Human-caused climate change also fuels more extreme weather such as intense wind, rain and freezing temperatures.

It's not the gradual change that's going to be the problem, it's these extreme swings of too much water, too little water, too much wind, and storm intensities are going to cause these rapid changes, said David Nowak, a retired scientist for the US Forest Service.

Hurricane Katrina in 2005 wiped out about 10 per cent of the trees in New Orleans, said Michael Karam, Director of Parks and Parkways. And in 2021, he added, Hurricane Ida uprooted many new saplings.

The need to increase the canopy is greater than in years past, he said. But the benefits in an urban setting remain the same. On any hot day, go in the shade and you're reminded that trees are such a benefit to public health and welfare.

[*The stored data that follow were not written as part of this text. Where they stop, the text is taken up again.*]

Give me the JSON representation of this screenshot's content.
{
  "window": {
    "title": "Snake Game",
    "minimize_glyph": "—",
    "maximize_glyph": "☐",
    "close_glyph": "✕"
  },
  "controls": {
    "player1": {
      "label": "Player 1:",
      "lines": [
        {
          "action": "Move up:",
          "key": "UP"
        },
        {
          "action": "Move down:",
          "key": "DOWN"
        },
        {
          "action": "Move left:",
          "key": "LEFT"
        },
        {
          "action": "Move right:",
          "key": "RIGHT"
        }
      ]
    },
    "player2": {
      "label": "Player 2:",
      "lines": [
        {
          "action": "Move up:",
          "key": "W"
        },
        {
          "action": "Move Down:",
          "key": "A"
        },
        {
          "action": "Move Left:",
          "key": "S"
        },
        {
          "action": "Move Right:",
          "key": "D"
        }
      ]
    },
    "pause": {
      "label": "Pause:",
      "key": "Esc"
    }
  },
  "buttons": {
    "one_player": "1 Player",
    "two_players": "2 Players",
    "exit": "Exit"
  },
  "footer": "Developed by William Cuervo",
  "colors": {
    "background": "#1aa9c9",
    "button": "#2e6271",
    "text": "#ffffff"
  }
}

A 2018 study by Nowak found that 25 states had seen significant tree declines earlier that decade.

Housing and commercial construction, compacted soil, pollution and even car crashes contribute to a city's canopy loss.

Cities are familiar with large scale tree loss, but usually one kind of tree is affected, such as birches killed by a borer pest.

With climate change, researchers are concerned canopy loss will outpace the rate of newly planted trees reaching maturity, which takes 10 to 20 years.

A rising rate of tree mortality is coming to a city near you, said Aaron Ramirez, a tree researcher at Reed College.